Dolmeh (Stuffed Leaves)

Most countries in the Middle East have their own version of stuffed leaves with various spices and herbs. In Iran, dolmeh (which comes from a Turkish root meaning “to stuff”) are filled with Persian rice and rolled into squares. This savory and minty version is made with Swiss chard leaves.

© The Persian Fusion

Tahdig (Crispy Rice)

This rice dish is famous in Persian cuisine, and its name says it all. Tahdig, or “bottom pot,” is made from crispy, burnt rice at the bottom of an oiled pan. Most rice dishes can be cooked tahdig-style for a crispy treat. This version has saffron, barberries, and pistachios—three classic Persian ingredients.

© The Vegan Physicist

Ghormeh Sabzi (Fragrant Herb Stew)

This slow-cooked green stew is a favorite in Persian cuisine. Parsley, coriander, and fenugreek are just a few of the herbs that give ghormeh sabzi its signature green hue and heavenly smell.

© One Arab Vegan

Sabzi Baghali Polo (Rice with Herbs and Fava Beans)

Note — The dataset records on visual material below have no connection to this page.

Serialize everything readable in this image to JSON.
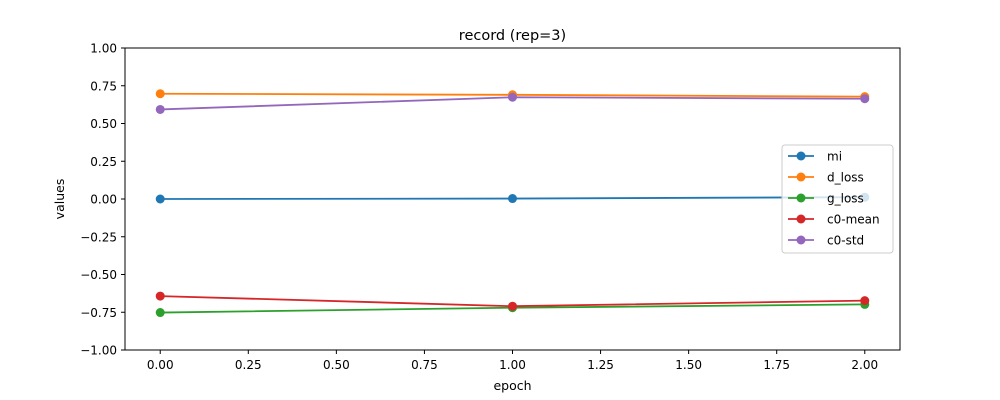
{
  "chart_data": {
    "type": "line",
    "title": "record (rep=3)",
    "xlabel": "epoch",
    "ylabel": "values",
    "x": [
      0.0,
      1.0,
      2.0
    ],
    "xlim": [
      -0.1,
      2.1
    ],
    "ylim": [
      -1.0,
      1.0
    ],
    "xticks": [
      0.0,
      0.25,
      0.5,
      0.75,
      1.0,
      1.25,
      1.5,
      1.75,
      2.0
    ],
    "xtick_labels": [
      "0.00",
      "0.25",
      "0.50",
      "0.75",
      "1.00",
      "1.25",
      "1.50",
      "1.75",
      "2.00"
    ],
    "yticks": [
      -1.0,
      -0.75,
      -0.5,
      -0.25,
      0.0,
      0.25,
      0.5,
      0.75,
      1.0
    ],
    "ytick_labels": [
      "−1.00",
      "−0.75",
      "−0.50",
      "−0.25",
      "0.00",
      "0.25",
      "0.50",
      "0.75",
      "1.00"
    ],
    "grid": false,
    "legend_position": "center-right",
    "series": [
      {
        "name": "mi",
        "color": "#1f77b4",
        "values": [
          0.0,
          0.003,
          0.012
        ]
      },
      {
        "name": "d_loss",
        "color": "#ff7f0e",
        "values": [
          0.697,
          0.69,
          0.678
        ]
      },
      {
        "name": "g_loss",
        "color": "#2ca02c",
        "values": [
          -0.752,
          -0.72,
          -0.698
        ]
      },
      {
        "name": "c0-mean",
        "color": "#d62728",
        "values": [
          -0.643,
          -0.71,
          -0.673
        ]
      },
      {
        "name": "c0-std",
        "color": "#9467bd",
        "values": [
          0.593,
          0.674,
          0.664
        ]
      }
    ]
  }
}
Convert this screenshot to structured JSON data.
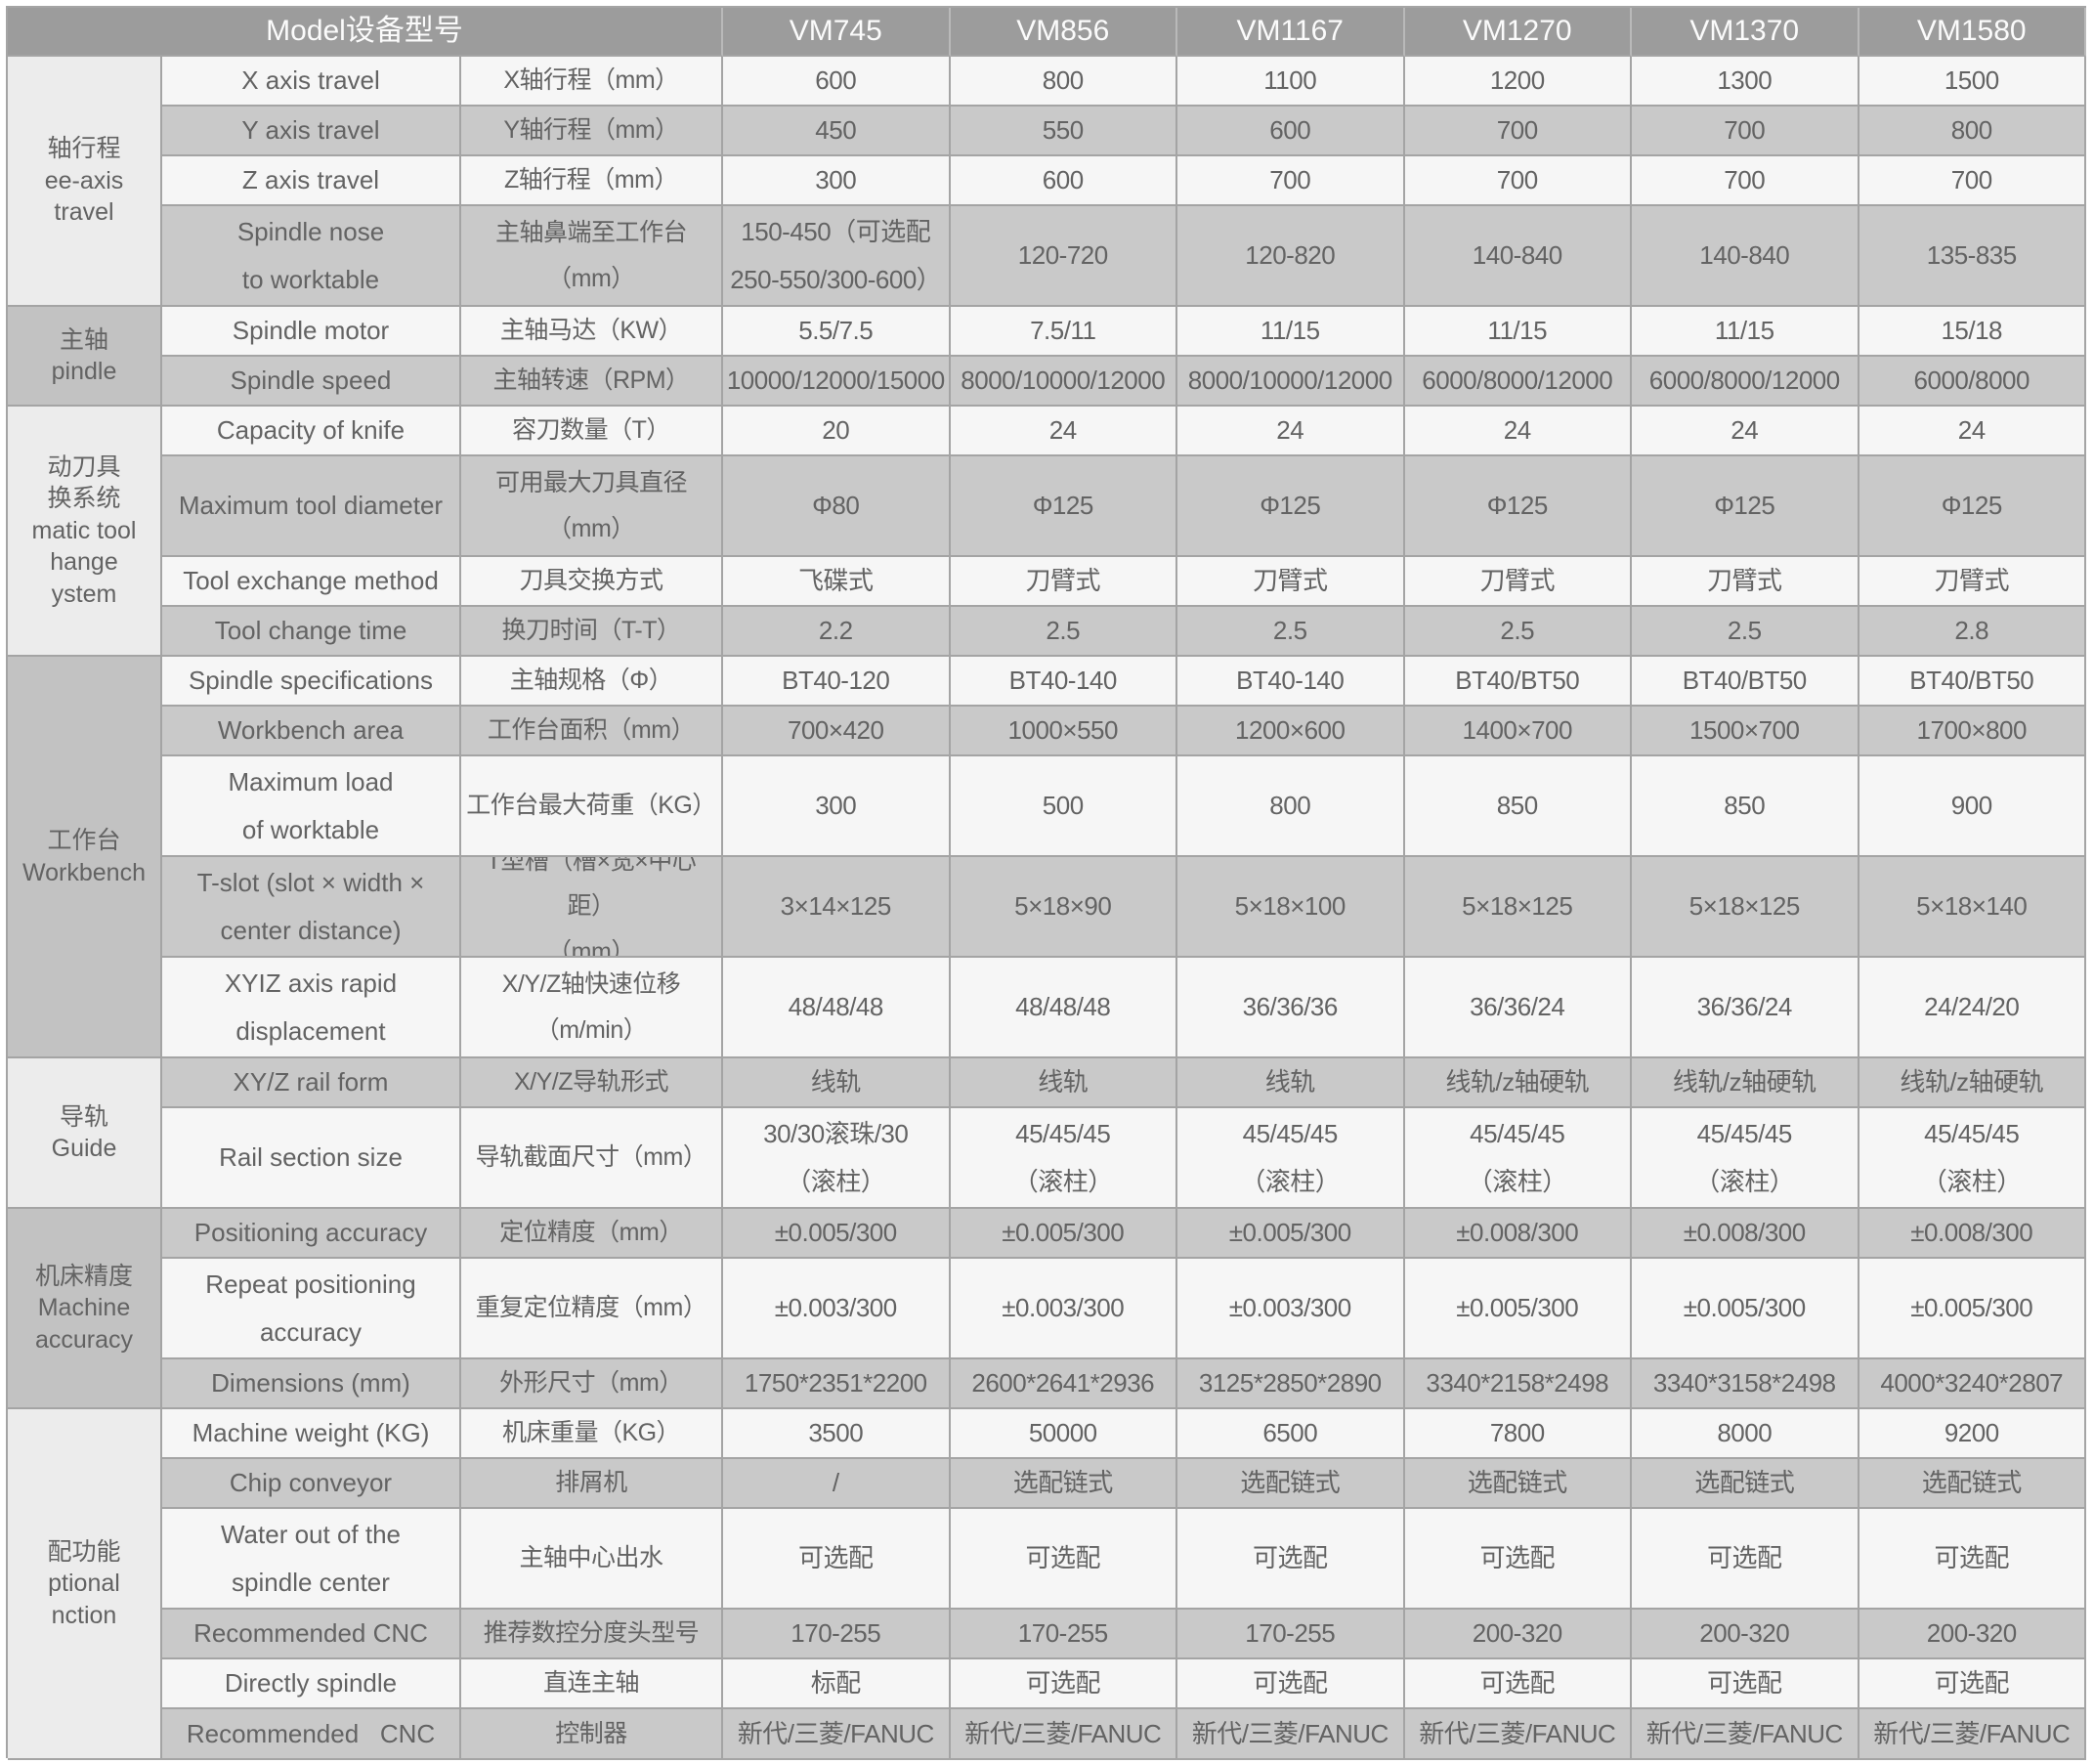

Two traditional Persian rice dishes are combined to create this sabzi baghali polo: herbed sabzi rice and baghali with fava beans. This new take on a traditional Nowruz recipe is best served with your favorite vegan chicken.

Fesenjan (Spiced Pomegranate Stew)

Fesenjan is a showcase of Middle Eastern products. The stew is filled with tart pomegranates, walnuts, and warm spices such as turmeric and cinnamon. The dish is rich and unique and has been described as a “Persian gem.”

Ash Reshteh (Persian Noodle Soup)

This flavorful soup is always served during the festivities before Nowruz. Ash reshteh is a thick vegetarian soup (vegan in this recipe, of course) with legumes, noodles, and piles of fried onions on top. It’s commonly cooked on the 13th day of the New Year and best eaten with family.

© One Arab Vegan

Baklava (Pistachio Pastry)

The flaky pastry known as baklava or baghlava is a sweet tooth’s dream. Everyone is sure to love this dessert made with phyllo dough, pistachios, and a sticky syrup.